IV. US-China Divergence: Different Goals, Different Approaches
The series highlights a fundamental divergence in strategic goals between the US and China regarding AI development. The US prioritizes achieving “frontier AI” – recursively improving superintelligence – believing that the first to reach this milestone will achieve global dominance. China, conversely, views AI more as an “assistive technology” and is focused on widespread deployment across the economy.
Rayma frames this as two athletes training for different competitions: “One’s training for a marathon, the other one’s training for like a decathlon.” This difference in approach leads to different priorities and potentially duplicated effort, although both ecosystems stand to benefit from R&D advancements.
V. Structural Factors: Capital & Energy as Key Determinants
Beyond chips and talent, two often-overlooked variables are crucial: capital and energy. The US maintains a significant advantage in capital markets, with access to far greater liquidity for both private and public company funding.

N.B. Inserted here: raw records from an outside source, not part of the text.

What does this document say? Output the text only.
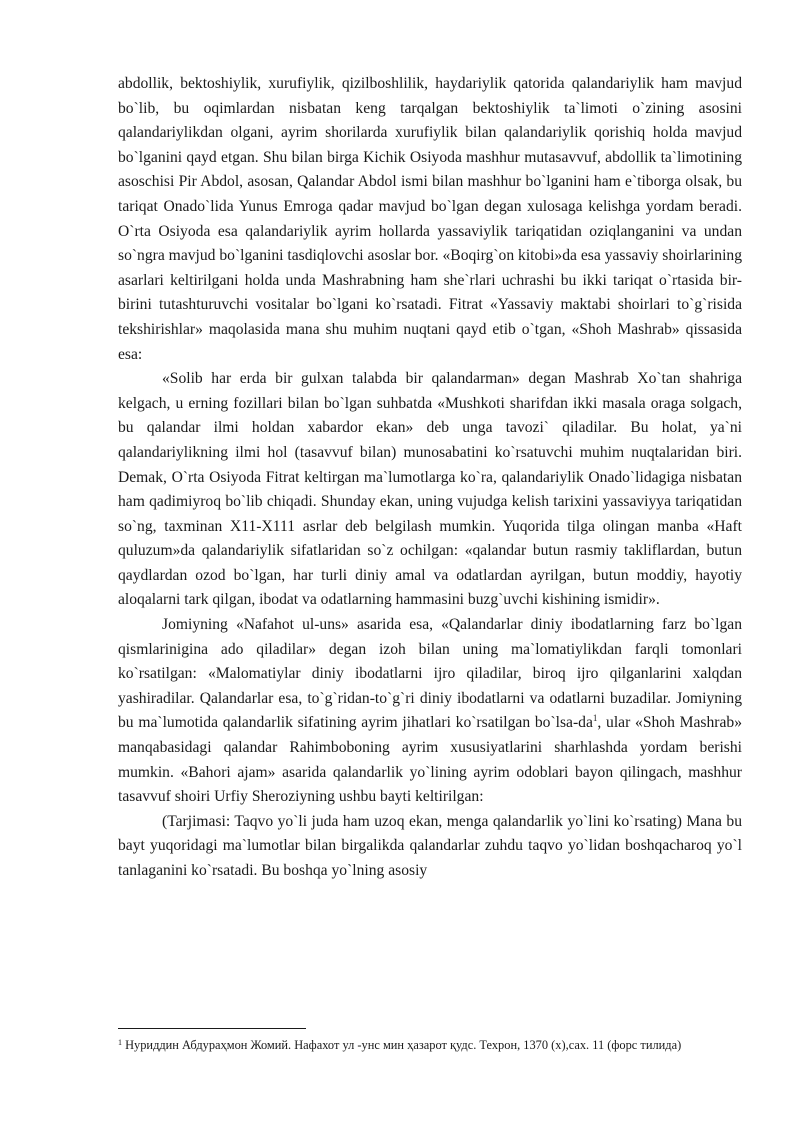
abdollik, bektoshiylik, xurufiylik, qizilboshlilik, haydariylik qatorida qalandariylik ham mavjud bo`lib, bu oqimlardan nisbatan keng tarqalgan bektoshiylik ta`limoti o`zining asosini qalandariylikdan olgani, ayrim shorilarda xurufiylik bilan qalandariylik qorishiq holda mavjud bo`lganini qayd etgan. Shu bilan birga Kichik Osiyoda mashhur mutasavvuf, abdollik ta`limotining asoschisi Pir Abdol, asosan, Qalandar Abdol ismi bilan mashhur bo`lganini ham e`tiborga olsak, bu tariqat Onado`lida Yunus Emroga qadar mavjud bo`lgan degan xulosaga kelishga yordam beradi. O`rta Osiyoda esa qalandariylik ayrim hollarda yassaviylik tariqatidan oziqlanganini va undan so`ngra mavjud bo`lganini tasdiqlovchi asoslar bor. «Boqirg`on kitobi»da esa yassaviy shoirlarining asarlari keltirilgani holda unda Mashrabning ham she`rlari uchrashi bu ikki tariqat o`rtasida bir-birini tutashturuvchi vositalar bo`lgani ko`rsatadi. Fitrat «Yassaviy maktabi shoirlari to`g`risida tekshirishlar» maqolasida mana shu muhim nuqtani qayd etib o`tgan, «Shoh Mashrab» qissasida esa:

«Solib har erda bir gulxan talabda bir qalandarman» degan Mashrab Xo`tan shahriga kelgach, u erning fozillari bilan bo`lgan suhbatda «Mushkoti sharifdan ikki masala oraga solgach, bu qalandar ilmi holdan xabardor ekan» deb unga tavozi` qiladilar. Bu holat, ya`ni qalandariylikning ilmi hol (tasavvuf bilan) munosabatini ko`rsatuvchi muhim nuqtalaridan biri. Demak, O`rta Osiyoda Fitrat keltirgan ma`lumotlarga ko`ra, qalandariylik Onado`lidagiga nisbatan ham qadimiyroq bo`lib chiqadi. Shunday ekan, uning vujudga kelish tarixini yassaviyya tariqatidan so`ng, taxminan X11-X111 asrlar deb belgilash mumkin. Yuqorida tilga olingan manba «Haft quluzum»da qalandariylik sifatlaridan so`z ochilgan: «qalandar butun rasmiy takliflardan, butun qaydlardan ozod bo`lgan, har turli diniy amal va odatlardan ayrilgan, butun moddiy, hayotiy aloqalarni tark qilgan, ibodat va odatlarning hammasini buzg`uvchi kishining ismidir».

Jomiyning «Nafahot ul-uns» asarida esa, «Qalandarlar diniy ibodatlarning farz bo`lgan qismlarinigina ado qiladilar» degan izoh bilan uning ma`lomatiylikdan farqli tomonlari ko`rsatilgan: «Malomatiylar diniy ibodatlarni ijro qiladilar, biroq ijro qilganlarini xalqdan yashiradilar. Qalandarlar esa, to`g`ridan-to`g`ri diniy ibodatlarni va odatlarni buzadilar. Jomiyning bu ma`lumotida qalandarlik sifatining ayrim jihatlari ko`rsatilgan bo`lsa-da$^1$, ular «Shoh Mashrab» manqabasidagi qalandar Rahimboboning ayrim xususiyatlarini sharhlashda yordam berishi mumkin. «Bahori ajam» asarida qalandarlik yo`lining ayrim odoblari bayon qilingach, mashhur tasavvuf shoiri Urfiy Sheroziyning ushbu bayti keltirilgan:

(Tarjimasi: Taqvo yo`li juda ham uzoq ekan, menga qalandarlik yo`lini ko`rsating) Mana bu bayt yuqoridagi ma`lumotlar bilan birgalikda qalandarlar zuhdu taqvo yo`lidan boshqacharoq yo`l tanlaganini ko`rsatadi. Bu boshqa yo`lning asosiy

$^1$ Нуриддин Абдураҳмон Жомий. Нафахот ул -унс мин ҳазарот қудс. Техрон, 1370 (х),сах. 11 (форс тилида)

Valuations for comparable companies are often 10x higher in the US, enabling greater risk-taking and innovation.
However, China holds a critical edge in energy capacity. A Macquarie Investment Bank report suggests that China would need to add only 1-5% to its recent power generation build rate to meet its AI-related demand over the next five years, compared to a much higher 70% for the US. This energy advantage is vital, as AI training and operation are incredibly power-intensive.

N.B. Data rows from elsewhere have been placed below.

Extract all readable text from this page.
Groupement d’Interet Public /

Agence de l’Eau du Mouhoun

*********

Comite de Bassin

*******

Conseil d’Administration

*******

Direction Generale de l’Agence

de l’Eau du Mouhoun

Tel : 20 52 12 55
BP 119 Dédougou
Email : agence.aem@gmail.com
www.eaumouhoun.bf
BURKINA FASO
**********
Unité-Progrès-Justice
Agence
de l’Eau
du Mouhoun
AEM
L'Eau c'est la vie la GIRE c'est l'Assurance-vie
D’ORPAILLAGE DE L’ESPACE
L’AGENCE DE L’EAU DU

VI. China’s Five-Year Plan: Commercialization & Centralization
Tilly Jang’s analysis of China’s next five-year plan reveals two key shifts in strategy. First, a greater emphasis on commercialization – moving beyond national security applications to create commercially successful tech industries, mirroring the success of the EV and solar sectors. Second, increased centralization – a move towards greater control and coordination by the central government to avoid redundant investments and ensure alignment with national goals. This represents a departure from previous approaches where local governments often pursued independent initiatives.
VII. The Future Landscape: A Splitting of Standards & Supply Chains
The After Deepseek series concludes that the global AI race is not about one side “catching up,” but about the emergence of two fundamentally different AI markets. Ultimately, demand will dictate which models prevail. As Tilly Jang predicts, “people would choose what seal them the best regardless who produced it.”
The long-term advantage will be determined by structural factors – US capital markets versus China’s energy capacity – and a likely splitting of technological standards and supply chains. This creates both challenges and opportunities for China, the US, and the rest of the world.
Notable Quotes:
- Tilly Jang (Gaffico Draggonomics): “What Deepseek proved is that Chinese AI can maybe find its own path of cost effectiveness…through like a very reasonable cost.”
- Rayma (China Tech Analyst & Investor): “I think what we really have to…thank DeepSeek for is that it made legible or visible to the rest of the world what a lot of many Chinese scientists and engineers have been working on for the past decade.”
- Tilly Jang (Gaffico Draggonomics): “people would choose what seal them the best regardless who produced it.”
This analysis provides a detailed and specific overview of the After Deepseek series, preserving the original language and technical precision of the transcript. It focuses on actionable insights and specific details, offering a comprehensive understanding of China’s evolving AI landscape.